The decision has sparked debate over Miran’s dual role as a White House adviser and his potential influence on the central bank’s independence.
Democrat Reaction to Trump Adviser Stephen Miran
Miran is a Harvard-trained economist and fellow at the Manhattan Institute.
He fills the seat left vacant by Adriana Kugler, who resigned in August to return to Georgetown University.
His term on the Fed’s Board of Governors will run through January 31, 2026.
The confirmation process was not easy, especially given that Democrats are raising concerns about a conflict of interest.
Critics argue that his ties to the Trump administration could undermine the Federal Reserve’s political independence.
Senator Elizabeth Warren of the Senate Banking Committee accused Trump of attempting to turn the Fed into a “personal piggy bank”.
She labeled Miran a “puppet” of the president.
Similarly, Senator Andy Kim believes Miran’s dual roles threaten the Fed’s impartiality.
Meanwhile Senator Ruben Gallego warned that Miran’s appointment could lead to policies favoring Trump’s political interests, potentially causing higher prices and a weaker job market.
Supporters Highlight Experience and Vision
Proponents of Miran’s appointment, led by Senate Banking Committee Chairman Tim Scott, praised his economic expertise and leadership.
“Dr. Miran’s confirmation is a win for the American people,” Scott said.

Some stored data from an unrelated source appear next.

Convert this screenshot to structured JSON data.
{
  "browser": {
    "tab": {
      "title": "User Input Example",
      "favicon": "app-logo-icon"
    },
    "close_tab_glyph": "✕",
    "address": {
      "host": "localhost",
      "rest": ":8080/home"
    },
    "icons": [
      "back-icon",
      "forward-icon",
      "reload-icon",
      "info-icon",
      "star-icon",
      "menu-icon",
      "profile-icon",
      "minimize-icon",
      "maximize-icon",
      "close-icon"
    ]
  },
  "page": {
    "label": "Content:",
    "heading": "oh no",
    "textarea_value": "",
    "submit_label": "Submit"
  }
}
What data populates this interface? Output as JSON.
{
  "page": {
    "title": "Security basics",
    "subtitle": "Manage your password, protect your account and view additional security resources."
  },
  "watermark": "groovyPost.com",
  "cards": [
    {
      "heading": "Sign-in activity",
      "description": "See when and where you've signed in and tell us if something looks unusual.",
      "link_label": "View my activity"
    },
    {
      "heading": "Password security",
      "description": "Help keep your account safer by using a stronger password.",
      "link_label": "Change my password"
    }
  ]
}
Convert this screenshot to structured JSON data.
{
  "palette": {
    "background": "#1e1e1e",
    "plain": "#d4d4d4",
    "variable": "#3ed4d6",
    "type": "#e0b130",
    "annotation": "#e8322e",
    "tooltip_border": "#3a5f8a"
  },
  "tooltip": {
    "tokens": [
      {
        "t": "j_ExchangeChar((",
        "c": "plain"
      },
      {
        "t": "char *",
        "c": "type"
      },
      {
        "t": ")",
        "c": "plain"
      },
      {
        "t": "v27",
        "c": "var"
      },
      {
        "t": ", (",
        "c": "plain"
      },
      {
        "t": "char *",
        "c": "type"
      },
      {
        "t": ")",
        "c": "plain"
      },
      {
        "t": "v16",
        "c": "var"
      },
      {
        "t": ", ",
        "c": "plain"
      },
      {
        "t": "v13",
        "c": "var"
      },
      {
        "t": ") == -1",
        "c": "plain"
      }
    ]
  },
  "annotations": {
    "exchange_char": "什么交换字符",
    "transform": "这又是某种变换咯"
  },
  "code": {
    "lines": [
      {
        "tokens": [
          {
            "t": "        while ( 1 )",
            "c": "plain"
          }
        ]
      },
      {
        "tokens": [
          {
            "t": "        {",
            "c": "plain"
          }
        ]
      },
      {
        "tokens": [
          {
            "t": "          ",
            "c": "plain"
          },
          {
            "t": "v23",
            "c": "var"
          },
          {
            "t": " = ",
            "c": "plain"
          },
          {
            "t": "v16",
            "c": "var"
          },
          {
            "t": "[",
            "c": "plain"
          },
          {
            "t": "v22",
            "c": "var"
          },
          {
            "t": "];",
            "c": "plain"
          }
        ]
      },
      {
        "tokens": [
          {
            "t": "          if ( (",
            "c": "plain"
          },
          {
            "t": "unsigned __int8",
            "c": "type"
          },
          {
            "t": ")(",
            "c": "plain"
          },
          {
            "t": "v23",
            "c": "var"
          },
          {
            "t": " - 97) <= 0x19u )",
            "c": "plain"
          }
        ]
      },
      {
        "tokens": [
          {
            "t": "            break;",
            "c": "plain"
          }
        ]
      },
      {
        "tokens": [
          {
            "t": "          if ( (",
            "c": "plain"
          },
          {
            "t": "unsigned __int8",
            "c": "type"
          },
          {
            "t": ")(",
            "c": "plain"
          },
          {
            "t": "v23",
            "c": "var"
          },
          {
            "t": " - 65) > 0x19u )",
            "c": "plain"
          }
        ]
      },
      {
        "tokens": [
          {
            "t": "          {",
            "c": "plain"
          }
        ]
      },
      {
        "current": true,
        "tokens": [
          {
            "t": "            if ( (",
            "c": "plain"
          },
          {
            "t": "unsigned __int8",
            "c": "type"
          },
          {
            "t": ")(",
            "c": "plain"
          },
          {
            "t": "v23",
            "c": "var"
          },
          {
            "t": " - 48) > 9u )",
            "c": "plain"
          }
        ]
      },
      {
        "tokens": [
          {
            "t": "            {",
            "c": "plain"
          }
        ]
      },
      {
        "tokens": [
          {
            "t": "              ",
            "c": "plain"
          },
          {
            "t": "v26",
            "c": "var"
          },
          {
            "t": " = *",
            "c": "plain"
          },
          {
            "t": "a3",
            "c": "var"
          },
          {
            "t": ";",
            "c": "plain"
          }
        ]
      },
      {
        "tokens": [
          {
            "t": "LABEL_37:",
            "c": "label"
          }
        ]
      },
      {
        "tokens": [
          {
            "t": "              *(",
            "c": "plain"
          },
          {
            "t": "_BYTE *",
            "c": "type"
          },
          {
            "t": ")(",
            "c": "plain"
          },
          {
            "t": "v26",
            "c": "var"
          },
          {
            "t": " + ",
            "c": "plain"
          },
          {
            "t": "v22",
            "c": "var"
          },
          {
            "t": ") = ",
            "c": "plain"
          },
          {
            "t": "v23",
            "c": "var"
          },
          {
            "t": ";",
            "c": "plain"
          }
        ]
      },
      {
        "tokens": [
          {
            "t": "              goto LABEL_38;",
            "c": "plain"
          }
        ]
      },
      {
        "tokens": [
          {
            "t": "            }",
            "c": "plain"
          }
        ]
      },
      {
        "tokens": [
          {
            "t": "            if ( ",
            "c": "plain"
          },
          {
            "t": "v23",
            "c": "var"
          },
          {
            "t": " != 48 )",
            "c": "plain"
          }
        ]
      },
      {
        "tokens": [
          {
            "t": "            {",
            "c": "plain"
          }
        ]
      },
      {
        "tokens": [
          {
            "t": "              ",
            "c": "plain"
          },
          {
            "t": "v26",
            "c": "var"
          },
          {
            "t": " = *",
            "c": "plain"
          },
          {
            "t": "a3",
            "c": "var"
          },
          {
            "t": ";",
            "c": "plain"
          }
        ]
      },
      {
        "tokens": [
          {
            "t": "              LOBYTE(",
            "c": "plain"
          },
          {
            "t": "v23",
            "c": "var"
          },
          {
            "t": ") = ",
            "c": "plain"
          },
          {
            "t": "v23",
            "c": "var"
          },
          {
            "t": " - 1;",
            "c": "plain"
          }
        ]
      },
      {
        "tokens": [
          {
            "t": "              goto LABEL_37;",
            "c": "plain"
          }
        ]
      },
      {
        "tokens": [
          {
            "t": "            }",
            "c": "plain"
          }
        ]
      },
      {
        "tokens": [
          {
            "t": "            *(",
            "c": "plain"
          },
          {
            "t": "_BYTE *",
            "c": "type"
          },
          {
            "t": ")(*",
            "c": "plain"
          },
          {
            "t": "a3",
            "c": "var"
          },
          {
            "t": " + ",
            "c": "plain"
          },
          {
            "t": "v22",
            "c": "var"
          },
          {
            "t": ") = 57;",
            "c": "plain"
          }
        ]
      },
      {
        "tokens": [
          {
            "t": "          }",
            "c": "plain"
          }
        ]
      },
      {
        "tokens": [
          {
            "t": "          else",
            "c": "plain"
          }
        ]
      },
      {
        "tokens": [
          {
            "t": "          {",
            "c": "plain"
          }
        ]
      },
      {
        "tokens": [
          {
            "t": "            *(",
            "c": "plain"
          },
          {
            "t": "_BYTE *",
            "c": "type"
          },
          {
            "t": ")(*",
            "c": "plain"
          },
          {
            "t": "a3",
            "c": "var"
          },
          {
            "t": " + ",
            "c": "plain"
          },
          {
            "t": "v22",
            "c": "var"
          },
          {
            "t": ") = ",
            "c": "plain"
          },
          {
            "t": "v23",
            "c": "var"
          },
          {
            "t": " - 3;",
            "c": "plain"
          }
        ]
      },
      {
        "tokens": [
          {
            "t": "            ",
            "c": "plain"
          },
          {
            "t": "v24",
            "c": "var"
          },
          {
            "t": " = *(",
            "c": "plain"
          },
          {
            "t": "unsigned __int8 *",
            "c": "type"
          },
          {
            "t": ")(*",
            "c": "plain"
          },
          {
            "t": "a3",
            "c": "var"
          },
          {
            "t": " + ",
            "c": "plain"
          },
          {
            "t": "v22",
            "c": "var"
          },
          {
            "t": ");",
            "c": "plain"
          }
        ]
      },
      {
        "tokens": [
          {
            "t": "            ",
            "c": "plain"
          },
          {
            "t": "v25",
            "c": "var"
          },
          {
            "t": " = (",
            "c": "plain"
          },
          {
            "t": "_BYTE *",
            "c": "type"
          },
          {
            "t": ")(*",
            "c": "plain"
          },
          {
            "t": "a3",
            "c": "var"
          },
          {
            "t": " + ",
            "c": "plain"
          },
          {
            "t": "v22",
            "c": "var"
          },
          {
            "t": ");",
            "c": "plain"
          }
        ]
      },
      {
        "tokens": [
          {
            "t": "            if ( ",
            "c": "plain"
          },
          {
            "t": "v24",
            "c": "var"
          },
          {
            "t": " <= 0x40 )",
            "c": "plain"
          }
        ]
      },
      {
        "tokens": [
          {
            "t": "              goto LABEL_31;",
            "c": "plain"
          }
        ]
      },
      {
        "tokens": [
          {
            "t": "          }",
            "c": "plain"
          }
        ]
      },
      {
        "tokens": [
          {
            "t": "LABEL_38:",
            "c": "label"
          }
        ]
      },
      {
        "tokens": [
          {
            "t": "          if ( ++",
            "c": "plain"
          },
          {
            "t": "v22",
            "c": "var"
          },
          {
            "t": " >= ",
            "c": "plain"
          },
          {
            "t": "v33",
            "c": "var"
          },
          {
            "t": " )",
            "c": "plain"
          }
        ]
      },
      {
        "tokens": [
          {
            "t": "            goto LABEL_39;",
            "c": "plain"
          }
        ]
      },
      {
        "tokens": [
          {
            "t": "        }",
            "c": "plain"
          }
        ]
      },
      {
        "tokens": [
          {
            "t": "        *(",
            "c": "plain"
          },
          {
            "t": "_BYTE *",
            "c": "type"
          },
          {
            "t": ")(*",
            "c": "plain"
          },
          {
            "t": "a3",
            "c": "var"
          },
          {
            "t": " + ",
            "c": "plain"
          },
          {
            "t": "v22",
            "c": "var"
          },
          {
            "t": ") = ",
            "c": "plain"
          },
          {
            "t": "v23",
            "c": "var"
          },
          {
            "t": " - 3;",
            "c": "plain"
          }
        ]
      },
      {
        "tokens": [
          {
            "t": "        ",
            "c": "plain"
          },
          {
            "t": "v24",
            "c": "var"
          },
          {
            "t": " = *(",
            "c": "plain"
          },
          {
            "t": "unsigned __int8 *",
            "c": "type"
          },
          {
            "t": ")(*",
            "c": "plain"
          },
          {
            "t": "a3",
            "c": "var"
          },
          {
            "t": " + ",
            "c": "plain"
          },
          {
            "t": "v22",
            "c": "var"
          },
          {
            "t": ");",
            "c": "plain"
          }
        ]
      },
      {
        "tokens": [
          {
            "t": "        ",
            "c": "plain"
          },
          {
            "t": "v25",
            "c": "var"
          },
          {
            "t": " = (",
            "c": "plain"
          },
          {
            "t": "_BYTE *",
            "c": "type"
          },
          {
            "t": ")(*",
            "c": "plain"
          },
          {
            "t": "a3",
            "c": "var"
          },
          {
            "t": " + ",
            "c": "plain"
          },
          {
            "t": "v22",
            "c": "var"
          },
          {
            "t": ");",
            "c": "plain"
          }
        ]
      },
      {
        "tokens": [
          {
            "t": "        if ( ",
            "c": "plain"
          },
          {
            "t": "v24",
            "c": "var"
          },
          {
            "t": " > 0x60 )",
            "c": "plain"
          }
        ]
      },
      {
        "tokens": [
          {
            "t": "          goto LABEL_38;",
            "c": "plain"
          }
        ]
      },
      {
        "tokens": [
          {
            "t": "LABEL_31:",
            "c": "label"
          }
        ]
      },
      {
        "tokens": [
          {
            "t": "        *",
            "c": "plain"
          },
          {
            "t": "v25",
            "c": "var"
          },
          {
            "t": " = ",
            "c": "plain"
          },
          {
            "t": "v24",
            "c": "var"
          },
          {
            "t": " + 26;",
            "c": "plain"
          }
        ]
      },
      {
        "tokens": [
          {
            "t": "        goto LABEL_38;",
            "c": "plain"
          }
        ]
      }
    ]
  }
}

“He brings deep experience and a clear commitment to ensuring the American economy remains strong and competitive.”
Miran, who briefly served in the Treasury Department during Trump’s first term, helped shape the administration’s fiscal response to the COVID-19 recession.
He has also been a vocal advocate for financial deregulation and has expressed optimism about the role of cryptocurrency in driving economic innovation.
“Crypto has a big role potentially to play in innovation”, Milan has said.
The spotlight now remains on how he will balance his economic philosophy with the Federal Reserve’s mandate to maintain price stability and maximum employment.